Interviewed by Tom Bradley
Photos by MASH SF
Produced by retrogurl
The name “MASH SF” denotes a hardscrabble aggressiveness not normally associated with San Francisco by the general misinformed public. Describe how te name is a container for what goes on in the MASH Fixed gear culture and why it could be nothing other than MASH SF.
Mash is just mash.
At what point did the unity, the absolute clan-mentality, begin to take root among the riders?
I don’t think there is much of an absolute clan-mentality with the MASH crew. We are a diverse group that all respects one another, but knows that we all come from different places and backgrounds, which makes it all the more interesting.
It is described as an aesthetic choice to ride without brake-lines but there’s more there, there has to be a deeper logic to the insanity of voracious pedaling without even the concept of stopping short should something get in the way. Describe it, what its like and why it has to be that way.
There shouldn’t be any aesthetic choice about riding a track bike. Flat out the bikes are dangerous, and it takes some skill to ride them. That skill though is what makes track bikes fun to ride. The interactivity with the bike and flow of traffic (and sheer stupidity at times) is what makes these bikes fun to ride. It’s how you ride the bike, not what bike you ride.

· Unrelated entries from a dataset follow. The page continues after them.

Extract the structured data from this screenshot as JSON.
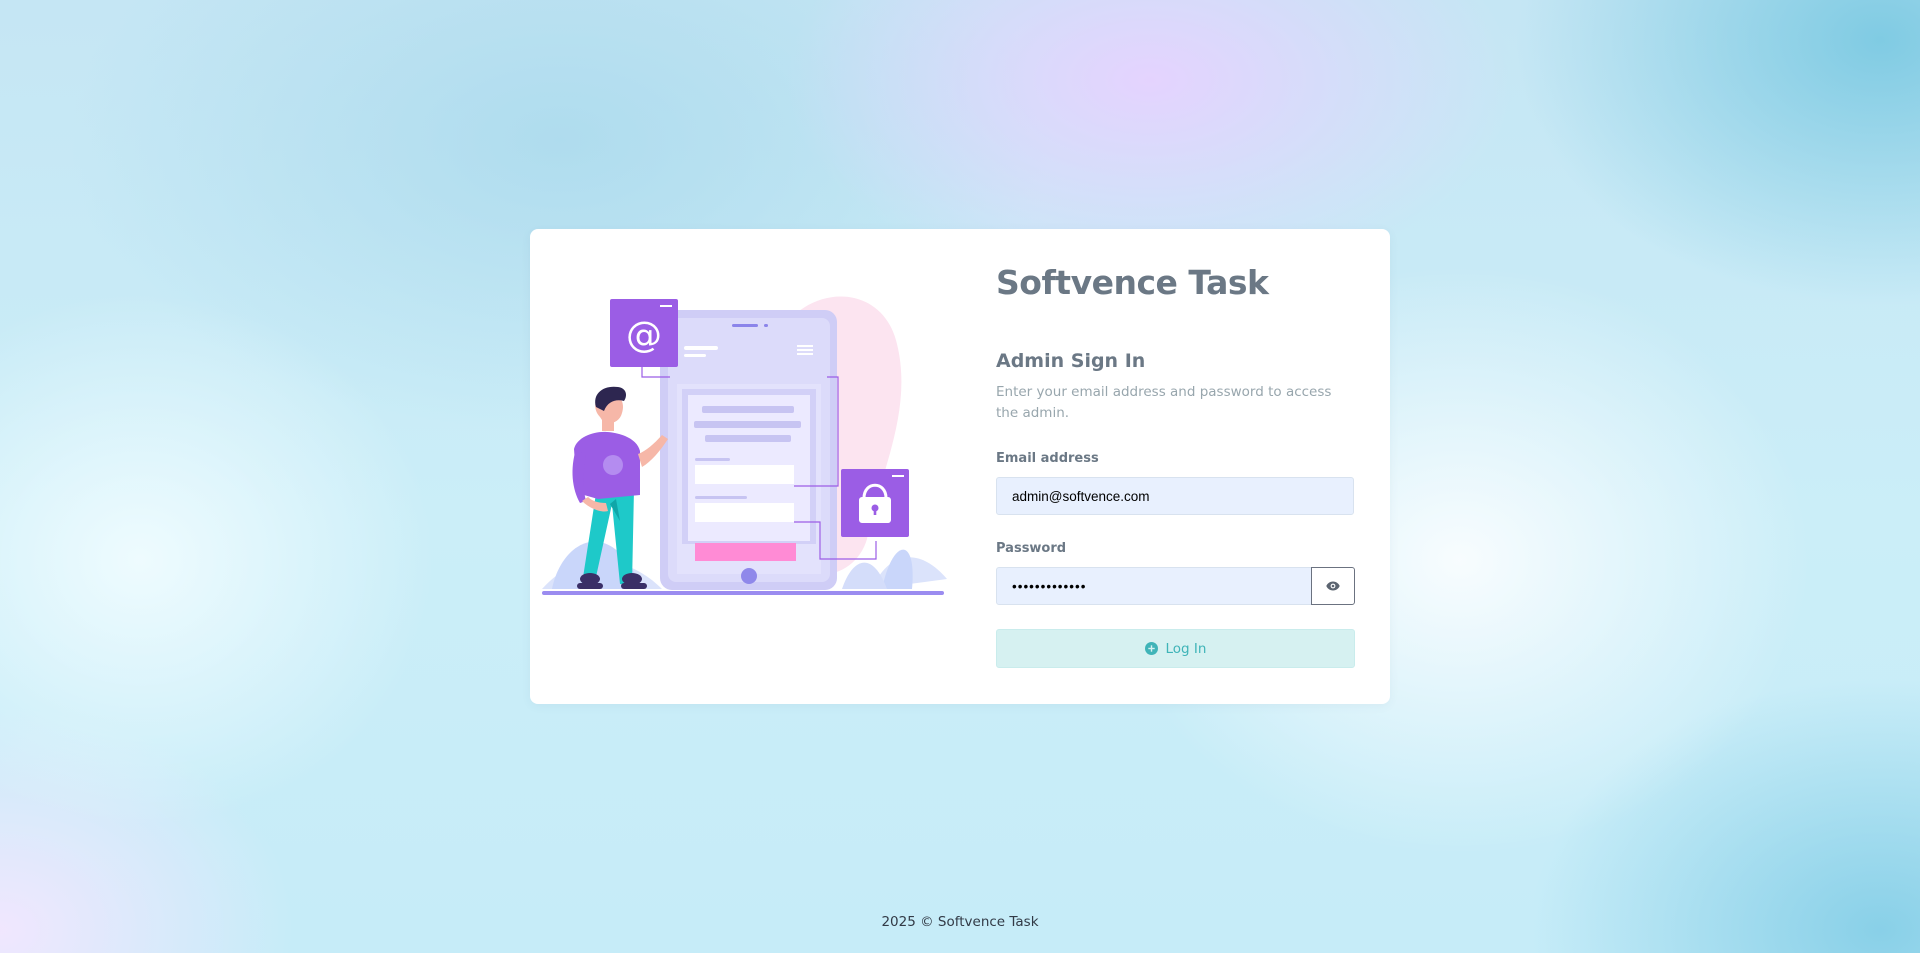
{
  "app": {
    "title": "Softvence Task"
  },
  "login": {
    "heading": "Admin Sign In",
    "description": "Enter your email address and password to access the admin.",
    "email_label": "Email address",
    "email_value": "admin@softvence.com",
    "password_label": "Password",
    "password_value": "adminpassword",
    "show_password_icon": "eye-icon",
    "submit_label": "Log In",
    "submit_icon": "plus-circle-icon"
  },
  "illustration": {
    "icon": "signin-illustration",
    "at_glyph": "@"
  },
  "footer": {
    "text": "2025 © Softvence Task"
  },
  "colors": {
    "accent_purple": "#9b5de5",
    "accent_teal": "#3fb4b8",
    "heading_gray": "#6b7885",
    "input_bg": "#e8f0fe",
    "button_bg": "#d6f1f1"
  }
}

With the recent spike in interest regarding your passionate pastime and the tools of the trade have there been any ill-feelings toward newcomers and is the original magic being diffused at all by the new wave of riders/enthusiasts?

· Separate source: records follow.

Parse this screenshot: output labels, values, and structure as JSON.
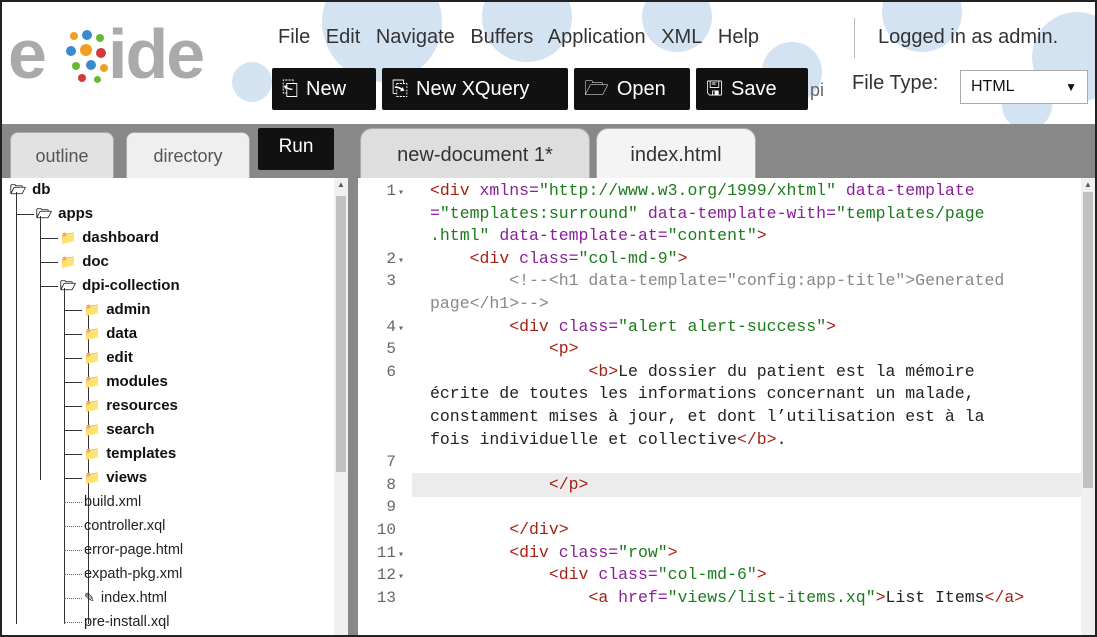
{
  "header": {
    "logo_text": "eXide",
    "menu": [
      "File",
      "Edit",
      "Navigate",
      "Buffers",
      "Application",
      "XML",
      "Help"
    ],
    "login_status": "Logged in as admin.",
    "toolbar": [
      {
        "label": "New",
        "icon": "new-file-icon"
      },
      {
        "label": "New XQuery",
        "icon": "new-xquery-icon"
      },
      {
        "label": "Open",
        "icon": "folder-open-icon"
      },
      {
        "label": "Save",
        "icon": "floppy-disk-icon"
      }
    ],
    "ghost_text": "pi",
    "file_type_label": "File Type:",
    "file_type_value": "HTML"
  },
  "left_panel": {
    "tabs": [
      "outline",
      "directory"
    ],
    "run_label": "Run",
    "tree": [
      {
        "label": "db",
        "type": "folder-open",
        "depth": 0
      },
      {
        "label": "apps",
        "type": "folder-open",
        "depth": 1
      },
      {
        "label": "dashboard",
        "type": "folder",
        "depth": 2
      },
      {
        "label": "doc",
        "type": "folder",
        "depth": 2
      },
      {
        "label": "dpi-collection",
        "type": "folder-open",
        "depth": 2
      },
      {
        "label": "admin",
        "type": "folder",
        "depth": 3
      },
      {
        "label": "data",
        "type": "folder",
        "depth": 3
      },
      {
        "label": "edit",
        "type": "folder",
        "depth": 3
      },
      {
        "label": "modules",
        "type": "folder",
        "depth": 3
      },
      {
        "label": "resources",
        "type": "folder",
        "depth": 3
      },
      {
        "label": "search",
        "type": "folder",
        "depth": 3
      },
      {
        "label": "templates",
        "type": "folder",
        "depth": 3
      },
      {
        "label": "views",
        "type": "folder",
        "depth": 3
      },
      {
        "label": "build.xml",
        "type": "file",
        "depth": 3
      },
      {
        "label": "controller.xql",
        "type": "file",
        "depth": 3
      },
      {
        "label": "error-page.html",
        "type": "file",
        "depth": 3
      },
      {
        "label": "expath-pkg.xml",
        "type": "file",
        "depth": 3
      },
      {
        "label": "index.html",
        "type": "file-edit",
        "depth": 3
      },
      {
        "label": "pre-install.xql",
        "type": "file",
        "depth": 3
      }
    ]
  },
  "editor": {
    "tabs": [
      "new-document 1*",
      "index.html"
    ],
    "lines": [
      {
        "n": "1",
        "fold": true,
        "parts": [
          [
            "t",
            "<div "
          ],
          [
            "a",
            "xmlns="
          ],
          [
            "s",
            "\"http://www.w3.org/1999/xhtml\""
          ],
          [
            "a",
            " data-template"
          ]
        ]
      },
      {
        "n": "",
        "parts": [
          [
            "a",
            "="
          ],
          [
            "s",
            "\"templates:surround\""
          ],
          [
            "a",
            " data-template-with="
          ],
          [
            "s",
            "\"templates/page"
          ]
        ]
      },
      {
        "n": "",
        "parts": [
          [
            "s",
            ".html\""
          ],
          [
            "a",
            " data-template-at="
          ],
          [
            "s",
            "\"content\""
          ],
          [
            "t",
            ">"
          ]
        ]
      },
      {
        "n": "2",
        "fold": true,
        "parts": [
          [
            "txt",
            "    "
          ],
          [
            "t",
            "<div "
          ],
          [
            "a",
            "class="
          ],
          [
            "s",
            "\"col-md-9\""
          ],
          [
            "t",
            ">"
          ]
        ]
      },
      {
        "n": "3",
        "parts": [
          [
            "txt",
            "        "
          ],
          [
            "c",
            "<!--<h1 data-template=\"config:app-title\">Generated"
          ]
        ]
      },
      {
        "n": "",
        "parts": [
          [
            "c",
            "page</h1>-->"
          ]
        ]
      },
      {
        "n": "4",
        "fold": true,
        "parts": [
          [
            "txt",
            "        "
          ],
          [
            "t",
            "<div "
          ],
          [
            "a",
            "class="
          ],
          [
            "s",
            "\"alert alert-success\""
          ],
          [
            "t",
            ">"
          ]
        ]
      },
      {
        "n": "5",
        "parts": [
          [
            "txt",
            "            "
          ],
          [
            "t",
            "<p>"
          ]
        ]
      },
      {
        "n": "6",
        "parts": [
          [
            "txt",
            "                "
          ],
          [
            "t",
            "<b>"
          ],
          [
            "txt",
            "Le dossier du patient est la mémoire"
          ]
        ]
      },
      {
        "n": "",
        "parts": [
          [
            "txt",
            "écrite de toutes les informations concernant un malade,"
          ]
        ]
      },
      {
        "n": "",
        "parts": [
          [
            "txt",
            "constamment mises à jour, et dont l’utilisation est à la"
          ]
        ]
      },
      {
        "n": "",
        "parts": [
          [
            "txt",
            "fois individuelle et collective"
          ],
          [
            "t",
            "</b>"
          ],
          [
            "txt",
            "."
          ]
        ]
      },
      {
        "n": "7",
        "parts": []
      },
      {
        "n": "8",
        "parts": [
          [
            "txt",
            "            "
          ],
          [
            "t",
            "</p>"
          ]
        ]
      },
      {
        "n": "9",
        "parts": []
      },
      {
        "n": "10",
        "parts": [
          [
            "txt",
            "        "
          ],
          [
            "t",
            "</div>"
          ]
        ]
      },
      {
        "n": "11",
        "fold": true,
        "parts": [
          [
            "txt",
            "        "
          ],
          [
            "t",
            "<div "
          ],
          [
            "a",
            "class="
          ],
          [
            "s",
            "\"row\""
          ],
          [
            "t",
            ">"
          ]
        ]
      },
      {
        "n": "12",
        "fold": true,
        "parts": [
          [
            "txt",
            "            "
          ],
          [
            "t",
            "<div "
          ],
          [
            "a",
            "class="
          ],
          [
            "s",
            "\"col-md-6\""
          ],
          [
            "t",
            ">"
          ]
        ]
      },
      {
        "n": "13",
        "parts": [
          [
            "txt",
            "                "
          ],
          [
            "t",
            "<a "
          ],
          [
            "a",
            "href="
          ],
          [
            "s",
            "\"views/list-items.xq\""
          ],
          [
            "t",
            ">"
          ],
          [
            "txt",
            "List Items"
          ],
          [
            "t",
            "</a>"
          ]
        ]
      }
    ]
  }
}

The growth of the track bike scene is great. Newcomers are completely welcome, unless they come in with the know-it-all attitude. There is quite a bit of showmanship with track bikes where it would be more pleasant if everyone could just ride together without having to prove anything. But, hopefully with more people getting involved, the level of riding will increase and new trick innovated.
How does the international group of riders compare and contrast with the Americans?
We all ride bikes. We are all international. We all love each other. No need to compare and contrast.
There is an intense athleticism to urban fixed-gear riding that cannot be denied yet it maintains the look, and danger, of an outsider’s activity. Why is this seen in the same light as skateboarding was in the 1970’s?
There is no way track bikes are in the same category as skateboarding, then or now. It just takes some recklessness to put yourself out there, so a small portion of it has this aspect of a dangerous outsider activity. Real track riding is the true outsider activity and been around for a lot longer than skateboarding.
Describe the riders as best you can considering the eclectic nature of the bunch? (What is shared among them beyond the track bike?)
We are all different and ride for different goals and reasons. I don’t think you can lump the whole group of mash together.
What would you like to see happen in the coming months/year with MASH SF?
Soul-riding. Less camera, more love!